Prononcé publiquement le 17 avril 2024, par mise à disposition de l'arrêt au greffe de la cour, les parties en ayant été préalablement avisées dans les conditions prévues au deuxième alinéa de l'article 450 du code de procédure civile,

signé par Mme WITTRANT, présidente de chambre et par Mme CHEVALIER, greffier présent lors de la mise à disposition.

*

* *

EXPOSÉ DES FAITS ET DE LA PROCÉDURE

L'ensemble immobilier dénommé [Adresse 3] situé entre la [Adresse 6] et la [Adresse 7] à [Localité 5] est organisé en copropriété horizontale, notamment à usage de résidence services, avec un syndicat principal (Colline Sainte Catherine) et trois syndicats secondaires (Arc IV, [Adresse 3], et Arc V).

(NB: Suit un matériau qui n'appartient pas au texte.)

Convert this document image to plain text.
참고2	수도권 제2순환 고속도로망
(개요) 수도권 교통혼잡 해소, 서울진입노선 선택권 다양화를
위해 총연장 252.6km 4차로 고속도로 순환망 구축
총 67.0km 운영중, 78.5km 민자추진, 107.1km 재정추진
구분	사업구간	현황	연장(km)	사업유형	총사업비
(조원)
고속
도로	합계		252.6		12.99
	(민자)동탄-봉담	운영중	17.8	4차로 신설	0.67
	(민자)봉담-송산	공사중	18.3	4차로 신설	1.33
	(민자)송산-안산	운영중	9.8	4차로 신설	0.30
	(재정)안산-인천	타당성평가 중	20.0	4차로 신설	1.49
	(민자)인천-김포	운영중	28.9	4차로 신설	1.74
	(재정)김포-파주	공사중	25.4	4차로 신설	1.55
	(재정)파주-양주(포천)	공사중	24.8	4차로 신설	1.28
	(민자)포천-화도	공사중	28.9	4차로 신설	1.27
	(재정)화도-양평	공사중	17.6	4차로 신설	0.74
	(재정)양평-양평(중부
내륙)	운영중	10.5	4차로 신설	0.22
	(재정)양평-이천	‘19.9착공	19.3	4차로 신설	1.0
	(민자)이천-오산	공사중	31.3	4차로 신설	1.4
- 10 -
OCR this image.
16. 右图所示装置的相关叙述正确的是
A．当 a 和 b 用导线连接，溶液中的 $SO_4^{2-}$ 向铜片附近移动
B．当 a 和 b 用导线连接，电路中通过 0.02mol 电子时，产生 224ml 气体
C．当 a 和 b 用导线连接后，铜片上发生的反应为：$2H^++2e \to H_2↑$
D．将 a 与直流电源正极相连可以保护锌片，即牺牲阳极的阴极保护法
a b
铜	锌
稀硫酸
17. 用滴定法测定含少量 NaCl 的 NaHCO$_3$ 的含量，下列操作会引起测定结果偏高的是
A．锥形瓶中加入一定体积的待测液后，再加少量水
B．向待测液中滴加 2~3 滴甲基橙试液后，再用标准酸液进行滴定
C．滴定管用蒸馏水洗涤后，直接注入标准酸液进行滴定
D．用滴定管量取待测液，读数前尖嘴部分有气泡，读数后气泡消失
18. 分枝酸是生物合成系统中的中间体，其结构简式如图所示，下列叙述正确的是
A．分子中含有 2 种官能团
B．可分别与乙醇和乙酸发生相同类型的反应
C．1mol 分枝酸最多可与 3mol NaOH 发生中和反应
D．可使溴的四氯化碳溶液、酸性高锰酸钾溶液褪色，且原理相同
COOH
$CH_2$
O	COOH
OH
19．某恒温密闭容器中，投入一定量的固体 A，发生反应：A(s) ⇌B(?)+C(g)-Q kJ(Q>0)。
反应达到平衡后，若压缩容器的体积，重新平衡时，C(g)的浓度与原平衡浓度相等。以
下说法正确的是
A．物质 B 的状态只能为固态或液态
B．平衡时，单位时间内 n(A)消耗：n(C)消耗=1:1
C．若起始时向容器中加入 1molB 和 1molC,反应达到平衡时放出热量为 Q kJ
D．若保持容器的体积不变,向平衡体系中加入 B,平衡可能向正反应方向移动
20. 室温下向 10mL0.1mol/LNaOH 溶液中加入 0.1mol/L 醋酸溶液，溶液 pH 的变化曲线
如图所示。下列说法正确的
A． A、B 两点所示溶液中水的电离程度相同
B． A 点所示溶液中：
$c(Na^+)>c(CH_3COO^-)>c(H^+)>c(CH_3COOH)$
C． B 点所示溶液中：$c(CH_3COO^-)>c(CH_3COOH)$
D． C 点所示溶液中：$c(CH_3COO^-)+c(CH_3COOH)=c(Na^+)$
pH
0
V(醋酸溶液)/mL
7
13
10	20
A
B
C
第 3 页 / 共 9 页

Par ordonnance sur requête du 23 mars 2011, le président du tribunal de grande instance de Rouen a désigné Me [J] [W] à titre individuel en qualité d'administrateur provisoire de la copropriété [Adresse 3] rencontrant des difficultés financières.

Cette mission a ensuite été confiée à la Selarl AJAssociés à compter de 2016.

Par ordonnance du 2 juin 2016, le juge des référés du tribunal de grande instance de Rouen a notamment fait droit à la demande du syndicat secondaire des copropriétaires de l'ensemble immobilier [Adresse 3] de condamnation de la Sarl Vill'Apparts Meublés, propriétaire des lots n°216 et 242, à lui payer des provisions de 9 388 euros au titre d'un arriéré de charges de copropriété et de

281 euros au titre des frais de recouvrement.

Par jugement du 28 novembre 2016, le tribunal de grande instance de Rouen a notamment condamné en deniers ou quittances la Sarl Vill'Apparts Meublés à payer au même syndicat secondaire des copropriétaires la somme de 11 499,39 euros au titre d'un arriéré de charges de copropriété dues au 31 août 2016.

Suivant acte de commissaire de justice du 26 décembre 2022, le même syndicat secondaire des copropriétaires, représenté par la Selarl AJAssociés, a fait assigner la Sarl Vill'Apparts Meublés devant le président du tribunal judiciaire de Rouen, statuant selon la procédure accélérée au fond, aux fins de paiement de provisions des charges de copropriété arrêtées au 8 novembre 2022, de frais de recouvrement, et de dommages et intérêts pour défaillance fautive.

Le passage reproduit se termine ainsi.